Any connection with your dad’s death?
Well,  if  the head of the household died, what do you expect, Yoruba adage says Eiye ile kii ba Onile Je Ko ba onlile mu  ko was pada leyin  onile (the day he died  we saw a lot of them dead).

This  sounds mysterious,  we never heard that Duro Ladipo was involved in any cult, was he in any?
Duro himself was a cult. When he was alive, my mum told me a story that on a fateful day, at an event some people were trying to talk to him about cultism and he replied them that “I myself, Durojaiye omo Ladipo, akobi Olukoso, asingiri , alagiri , abanija mawoju eni, iwaju ina, ehin ogbe ina, egbe mejeji gbono kiji kiji  ta ni o je gbena  woju ekun laise Awo.  Emi gan awo, emi gan imule.” And they all vamoosed like a rat having a cat as guest. They dare not face him with such. He was never a cult member and that was why there was no interference of any such during the burial.

And where is Moremi?
She is there. My mother, the Moremi Ajasoro is there like the Rock of Gibraltar.  Now, I want to thank her because  all this while, she has been an institution. She was the person that kept the legacy of Duro Ladipo, so what appreciation could I say more than give her the kudos. For 35 years now, the woman is still in that house, she  never left for once. My father had other wives, but she is the only one holding forte, the institution and any appreciation  we are talking  about is that woman.

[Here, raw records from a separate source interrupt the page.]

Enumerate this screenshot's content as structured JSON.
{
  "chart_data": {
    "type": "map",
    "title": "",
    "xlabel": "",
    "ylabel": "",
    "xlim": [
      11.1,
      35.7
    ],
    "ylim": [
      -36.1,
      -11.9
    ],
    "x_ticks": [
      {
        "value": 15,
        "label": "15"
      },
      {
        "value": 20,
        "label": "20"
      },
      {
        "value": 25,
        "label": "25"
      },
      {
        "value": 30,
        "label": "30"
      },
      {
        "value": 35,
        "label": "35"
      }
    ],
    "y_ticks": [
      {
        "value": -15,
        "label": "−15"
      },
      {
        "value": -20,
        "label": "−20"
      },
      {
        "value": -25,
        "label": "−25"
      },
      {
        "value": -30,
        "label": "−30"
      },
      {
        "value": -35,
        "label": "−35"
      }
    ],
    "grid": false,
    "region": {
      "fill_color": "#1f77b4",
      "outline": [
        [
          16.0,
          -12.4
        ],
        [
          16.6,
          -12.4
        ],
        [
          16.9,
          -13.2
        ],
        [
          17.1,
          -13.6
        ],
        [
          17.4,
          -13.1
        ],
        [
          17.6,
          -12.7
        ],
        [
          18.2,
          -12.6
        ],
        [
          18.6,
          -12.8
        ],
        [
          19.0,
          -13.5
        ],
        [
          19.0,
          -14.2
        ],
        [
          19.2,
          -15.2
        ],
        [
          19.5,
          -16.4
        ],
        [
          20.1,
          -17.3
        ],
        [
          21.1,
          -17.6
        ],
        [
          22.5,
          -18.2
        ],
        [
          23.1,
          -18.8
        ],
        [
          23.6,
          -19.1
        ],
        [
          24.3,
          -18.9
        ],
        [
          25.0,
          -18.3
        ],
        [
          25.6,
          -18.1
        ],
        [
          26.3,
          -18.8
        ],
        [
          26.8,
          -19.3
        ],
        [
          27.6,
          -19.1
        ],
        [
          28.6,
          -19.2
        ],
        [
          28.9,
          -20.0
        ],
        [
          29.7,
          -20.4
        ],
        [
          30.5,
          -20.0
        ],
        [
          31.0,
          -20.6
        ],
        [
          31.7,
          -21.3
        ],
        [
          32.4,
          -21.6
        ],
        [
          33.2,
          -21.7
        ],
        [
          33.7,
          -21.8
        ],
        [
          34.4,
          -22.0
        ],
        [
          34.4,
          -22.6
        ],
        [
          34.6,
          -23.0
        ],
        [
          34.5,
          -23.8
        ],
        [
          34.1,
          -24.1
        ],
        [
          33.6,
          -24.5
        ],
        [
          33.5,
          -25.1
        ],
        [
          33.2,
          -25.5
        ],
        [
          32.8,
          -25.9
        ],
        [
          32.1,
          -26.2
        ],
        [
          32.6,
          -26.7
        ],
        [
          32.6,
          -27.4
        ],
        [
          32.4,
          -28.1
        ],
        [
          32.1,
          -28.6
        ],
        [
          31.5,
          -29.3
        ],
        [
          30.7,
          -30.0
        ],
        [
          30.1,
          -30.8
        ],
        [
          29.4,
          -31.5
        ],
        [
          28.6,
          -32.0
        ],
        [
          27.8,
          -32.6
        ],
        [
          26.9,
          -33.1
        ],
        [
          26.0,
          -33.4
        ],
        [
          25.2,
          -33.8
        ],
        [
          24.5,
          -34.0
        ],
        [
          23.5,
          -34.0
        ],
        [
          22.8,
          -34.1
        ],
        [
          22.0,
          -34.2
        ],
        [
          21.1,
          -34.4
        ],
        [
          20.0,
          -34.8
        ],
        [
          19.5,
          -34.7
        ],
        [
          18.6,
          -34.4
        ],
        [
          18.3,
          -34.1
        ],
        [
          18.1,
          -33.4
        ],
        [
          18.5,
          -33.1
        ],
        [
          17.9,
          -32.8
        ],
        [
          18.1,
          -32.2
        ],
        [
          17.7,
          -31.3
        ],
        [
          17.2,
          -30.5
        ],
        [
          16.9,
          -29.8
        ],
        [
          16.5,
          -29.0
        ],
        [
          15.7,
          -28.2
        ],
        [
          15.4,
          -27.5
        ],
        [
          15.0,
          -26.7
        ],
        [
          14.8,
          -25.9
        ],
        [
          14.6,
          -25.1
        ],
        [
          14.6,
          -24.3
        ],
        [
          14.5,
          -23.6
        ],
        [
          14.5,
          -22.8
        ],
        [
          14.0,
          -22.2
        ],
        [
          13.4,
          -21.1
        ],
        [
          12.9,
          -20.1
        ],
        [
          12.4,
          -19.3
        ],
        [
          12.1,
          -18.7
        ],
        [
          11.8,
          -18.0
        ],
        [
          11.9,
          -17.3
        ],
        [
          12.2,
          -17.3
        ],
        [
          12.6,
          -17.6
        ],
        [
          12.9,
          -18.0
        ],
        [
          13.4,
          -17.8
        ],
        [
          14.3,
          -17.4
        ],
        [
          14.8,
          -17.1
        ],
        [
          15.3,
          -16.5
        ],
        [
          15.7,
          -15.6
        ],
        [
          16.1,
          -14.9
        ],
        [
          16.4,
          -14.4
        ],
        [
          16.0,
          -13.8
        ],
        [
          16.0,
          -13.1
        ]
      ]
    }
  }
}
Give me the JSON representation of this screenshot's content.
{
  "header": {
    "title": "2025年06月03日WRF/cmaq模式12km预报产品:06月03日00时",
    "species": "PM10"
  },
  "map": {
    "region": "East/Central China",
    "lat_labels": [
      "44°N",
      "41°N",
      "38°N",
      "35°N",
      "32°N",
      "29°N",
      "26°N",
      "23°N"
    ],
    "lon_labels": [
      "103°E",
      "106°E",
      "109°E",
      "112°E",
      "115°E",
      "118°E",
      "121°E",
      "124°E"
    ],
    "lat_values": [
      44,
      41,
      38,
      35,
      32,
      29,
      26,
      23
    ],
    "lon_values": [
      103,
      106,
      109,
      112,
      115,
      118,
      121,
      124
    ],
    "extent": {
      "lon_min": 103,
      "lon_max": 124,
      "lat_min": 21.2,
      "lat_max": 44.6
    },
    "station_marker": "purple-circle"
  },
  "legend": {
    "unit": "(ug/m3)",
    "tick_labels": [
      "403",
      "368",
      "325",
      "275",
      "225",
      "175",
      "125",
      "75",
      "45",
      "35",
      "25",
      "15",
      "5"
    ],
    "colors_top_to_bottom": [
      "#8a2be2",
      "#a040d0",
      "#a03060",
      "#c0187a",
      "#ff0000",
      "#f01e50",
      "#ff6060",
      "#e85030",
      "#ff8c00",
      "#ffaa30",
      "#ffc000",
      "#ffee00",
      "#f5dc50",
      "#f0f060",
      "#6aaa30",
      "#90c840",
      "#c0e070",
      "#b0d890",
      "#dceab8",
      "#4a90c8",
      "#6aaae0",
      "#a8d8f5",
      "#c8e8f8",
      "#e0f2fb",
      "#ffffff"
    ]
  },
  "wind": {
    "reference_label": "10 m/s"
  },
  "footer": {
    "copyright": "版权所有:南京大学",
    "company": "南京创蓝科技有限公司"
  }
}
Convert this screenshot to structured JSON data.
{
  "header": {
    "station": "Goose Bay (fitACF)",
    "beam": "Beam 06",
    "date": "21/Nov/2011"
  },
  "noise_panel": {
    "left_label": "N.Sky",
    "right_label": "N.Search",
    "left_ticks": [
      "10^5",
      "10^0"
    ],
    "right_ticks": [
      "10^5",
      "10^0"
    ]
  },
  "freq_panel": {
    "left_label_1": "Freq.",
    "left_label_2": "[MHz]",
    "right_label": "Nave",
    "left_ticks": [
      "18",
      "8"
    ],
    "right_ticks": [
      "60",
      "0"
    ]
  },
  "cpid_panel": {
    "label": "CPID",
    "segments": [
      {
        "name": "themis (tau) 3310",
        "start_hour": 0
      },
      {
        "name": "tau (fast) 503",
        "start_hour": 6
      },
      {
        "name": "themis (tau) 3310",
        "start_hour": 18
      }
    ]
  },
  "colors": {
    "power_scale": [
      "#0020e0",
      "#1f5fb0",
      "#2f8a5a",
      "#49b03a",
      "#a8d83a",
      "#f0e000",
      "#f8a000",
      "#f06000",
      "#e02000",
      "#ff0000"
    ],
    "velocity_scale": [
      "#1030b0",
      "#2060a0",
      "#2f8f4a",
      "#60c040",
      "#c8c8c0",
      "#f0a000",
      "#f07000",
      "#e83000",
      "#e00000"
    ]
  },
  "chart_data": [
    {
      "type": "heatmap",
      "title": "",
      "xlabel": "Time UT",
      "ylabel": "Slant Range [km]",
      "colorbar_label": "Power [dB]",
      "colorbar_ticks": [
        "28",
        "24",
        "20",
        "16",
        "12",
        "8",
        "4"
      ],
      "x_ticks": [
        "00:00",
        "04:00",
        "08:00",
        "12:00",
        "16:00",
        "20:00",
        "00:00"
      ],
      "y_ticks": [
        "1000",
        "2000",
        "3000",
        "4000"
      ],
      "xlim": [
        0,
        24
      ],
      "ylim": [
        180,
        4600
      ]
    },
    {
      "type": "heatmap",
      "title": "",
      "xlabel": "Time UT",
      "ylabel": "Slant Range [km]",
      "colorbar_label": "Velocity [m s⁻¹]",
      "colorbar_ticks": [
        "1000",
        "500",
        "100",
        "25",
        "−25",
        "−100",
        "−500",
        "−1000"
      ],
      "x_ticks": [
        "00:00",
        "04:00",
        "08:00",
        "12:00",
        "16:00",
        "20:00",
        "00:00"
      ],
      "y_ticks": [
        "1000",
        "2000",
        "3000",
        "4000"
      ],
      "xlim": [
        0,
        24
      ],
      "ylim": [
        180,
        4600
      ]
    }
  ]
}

You have a huge stature like that of Duro Ladipo, are you the Oba Koso reincarnate?
I cannot say. People have been complaining about my choleric and mercurial behaviour .Some people said I am an ornament and torment. I do not know.

May be the man took you through some labyrinth of spirituality?
I cannot say. Maybe innate.But sometimes, I wonder why I do some things. I wonder when did this come to be? I wonder why should this be?. I wonder, “has this man come into me”  I wonder why me ? And the same answer I get is “because it is you, Wole Duro – Ladipo . The chip off the old block “ and I understand that a goat will never bring forth a dog.